Als tätowierte Haut in Weimar noch eine Sensation war
Heute gehören Tattoos selbstverständlich zum Stadtbild von Weimar. Doch vor rund 120 Jahren war tätowierte Haut etwas, das Menschen in Staunen versetzte. Wer damals tätowiert war, galt als Seefahrer, Exot – oder schlicht als Sensation.
Und genau eine solche Sensation machte vermutlich auch Station in Weimar.

Im späten 19. Jahrhundert entwickelte sich der Weimarer Zwiebelmarkt von einem einfachen Handelsmarkt zu einem großen Volksfest. Neben Händlern kamen Schausteller, Wanderkünstler, Ringkämpfer, „Kuriositätenkabinette“ und Attraktionen in die Stadt. Jahrmärkte jener Zeit lebten von dem, was ungewöhnlich war – und kaum etwas faszinierte die Menschen mehr als tätowierte Körper. Weimarer Zwiebelmarkt entwickelte sich im 19. Jahrhundert zu einer überregionalen Attraktion und zog reisendes Schaustellergewerbe aus vielen Regionen an.
Damals tourten sogenannte „tätowierte Damen“ durch Deutschland. Frauen und Männer, deren Körper fast vollständig mit Bildern bedeckt waren: Schlangen, Adler, Blumenornamente, Porträts, exotische Szenen oder maritime Symbole. Für das Publikum war das etwas zwischen Kunst, Rätsel und Rebellion. In einer Zeit ohne Fernsehen, Social Media oder Kino war ein tätowierter Mensch oft die spektakulärste Erscheinung des ganzen Jahrmarkts. La Belle Irène gehörte zu den bekanntesten tätowierten Schaustellerinnen im deutschsprachigen Raum und trat um 1890 auf Panoptiken, Varietés, Volksfesten und Schauveranstaltungen auf.
Historische Programme aus Thüringen sind nur lückenhaft erhalten. Einen eindeutigen Beleg, dass eine bestimmte tätowierte Schaustellerin exakt in Weimar auftrat, gibt es bislang nicht. Aber Historiker des Schaustellerwesens gehen davon aus, dass reisende Attraktionen zwischen Leipzig, Erfurt, Jena und Weimar regelmäßig weiterzogen – besonders zu großen Märkten und Festen. Gerade Weimar war um 1900 kulturell lebendig und zog reisendes Volk an.

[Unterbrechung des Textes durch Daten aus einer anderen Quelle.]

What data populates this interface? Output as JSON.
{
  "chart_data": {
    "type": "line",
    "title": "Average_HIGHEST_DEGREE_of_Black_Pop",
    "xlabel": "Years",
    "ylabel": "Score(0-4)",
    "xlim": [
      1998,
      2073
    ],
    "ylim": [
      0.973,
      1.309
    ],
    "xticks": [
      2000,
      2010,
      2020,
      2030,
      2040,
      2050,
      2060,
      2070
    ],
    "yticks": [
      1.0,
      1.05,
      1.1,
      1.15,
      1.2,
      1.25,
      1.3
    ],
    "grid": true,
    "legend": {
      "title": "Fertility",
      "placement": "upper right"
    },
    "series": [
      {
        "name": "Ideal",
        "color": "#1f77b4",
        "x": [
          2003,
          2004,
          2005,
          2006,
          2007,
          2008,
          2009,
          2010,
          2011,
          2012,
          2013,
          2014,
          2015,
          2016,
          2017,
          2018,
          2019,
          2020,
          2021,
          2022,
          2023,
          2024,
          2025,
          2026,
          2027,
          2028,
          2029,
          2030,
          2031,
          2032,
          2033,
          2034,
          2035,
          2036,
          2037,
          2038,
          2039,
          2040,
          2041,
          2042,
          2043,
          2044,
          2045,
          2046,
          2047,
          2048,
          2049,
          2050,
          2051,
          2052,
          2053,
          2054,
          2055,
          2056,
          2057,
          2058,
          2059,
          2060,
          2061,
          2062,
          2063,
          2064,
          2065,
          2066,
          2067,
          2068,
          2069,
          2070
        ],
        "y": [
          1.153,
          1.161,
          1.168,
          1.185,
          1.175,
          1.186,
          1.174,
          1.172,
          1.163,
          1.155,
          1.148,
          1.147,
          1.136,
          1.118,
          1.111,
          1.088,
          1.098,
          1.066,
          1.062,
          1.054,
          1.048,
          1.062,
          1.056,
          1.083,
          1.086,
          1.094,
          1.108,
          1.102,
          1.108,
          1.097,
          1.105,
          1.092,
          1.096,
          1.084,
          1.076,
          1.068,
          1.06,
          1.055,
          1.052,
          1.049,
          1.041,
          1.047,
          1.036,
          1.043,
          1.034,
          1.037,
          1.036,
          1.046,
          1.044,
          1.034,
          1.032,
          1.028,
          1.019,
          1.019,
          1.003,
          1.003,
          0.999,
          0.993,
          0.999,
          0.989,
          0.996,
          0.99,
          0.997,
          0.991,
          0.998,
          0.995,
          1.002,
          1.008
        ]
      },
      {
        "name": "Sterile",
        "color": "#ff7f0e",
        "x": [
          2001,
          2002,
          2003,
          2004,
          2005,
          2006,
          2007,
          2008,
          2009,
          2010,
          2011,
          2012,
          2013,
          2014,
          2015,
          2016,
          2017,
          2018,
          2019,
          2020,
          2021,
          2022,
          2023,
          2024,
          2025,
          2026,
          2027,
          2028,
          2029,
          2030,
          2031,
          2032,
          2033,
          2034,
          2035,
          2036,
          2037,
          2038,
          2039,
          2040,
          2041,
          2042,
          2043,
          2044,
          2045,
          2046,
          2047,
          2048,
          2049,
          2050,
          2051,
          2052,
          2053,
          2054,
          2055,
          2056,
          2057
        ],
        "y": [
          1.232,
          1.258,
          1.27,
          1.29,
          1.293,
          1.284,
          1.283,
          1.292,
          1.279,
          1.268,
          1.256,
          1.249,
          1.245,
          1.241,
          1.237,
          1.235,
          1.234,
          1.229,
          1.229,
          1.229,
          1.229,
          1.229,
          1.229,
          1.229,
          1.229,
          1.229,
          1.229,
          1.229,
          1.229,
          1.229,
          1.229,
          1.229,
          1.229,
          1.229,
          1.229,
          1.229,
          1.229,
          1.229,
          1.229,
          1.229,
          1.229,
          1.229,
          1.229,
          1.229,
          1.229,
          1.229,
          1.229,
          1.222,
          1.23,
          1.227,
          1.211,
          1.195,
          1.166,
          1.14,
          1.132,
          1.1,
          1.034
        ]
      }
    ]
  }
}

Vielleicht stand also auch auf dem Weimarer Jahrmarkt einst ein kleines Holzschild:
„Sehen Sie die tätowierte Dame – ein Wunder der modernen Welt!“
Für wenige Pfennige hätte man einen Vorhang beiseitegeschoben und wäre einer Frau begegnet, deren Haut vollständig erzählt: Erinnerungen, Geschichten, Bilder. Was damals als Sensation galt, ist heute Kunstform und Ausdruck von Persönlichkeit.
Und vielleicht liegt genau darin die schönste Verbindung zwischen damals und heute:
Tattoos haben Menschen schon immer neugierig gemacht. Nur der Blick darauf hat sich verändert.
Historischer Hinweis:
Die Geschichte basiert auf belegten historischen Entwicklungen des Weimarer Zwiebelmarkts und der damals in Deutschland reisenden „Tattooed Ladies“. Ein konkreter Auftritt von La Belle Irène in Weimar ist historisch nicht dokumentiert, gilt für Volksfeste dieser Zeit jedoch als plausibles kulturhistorisches Szenario.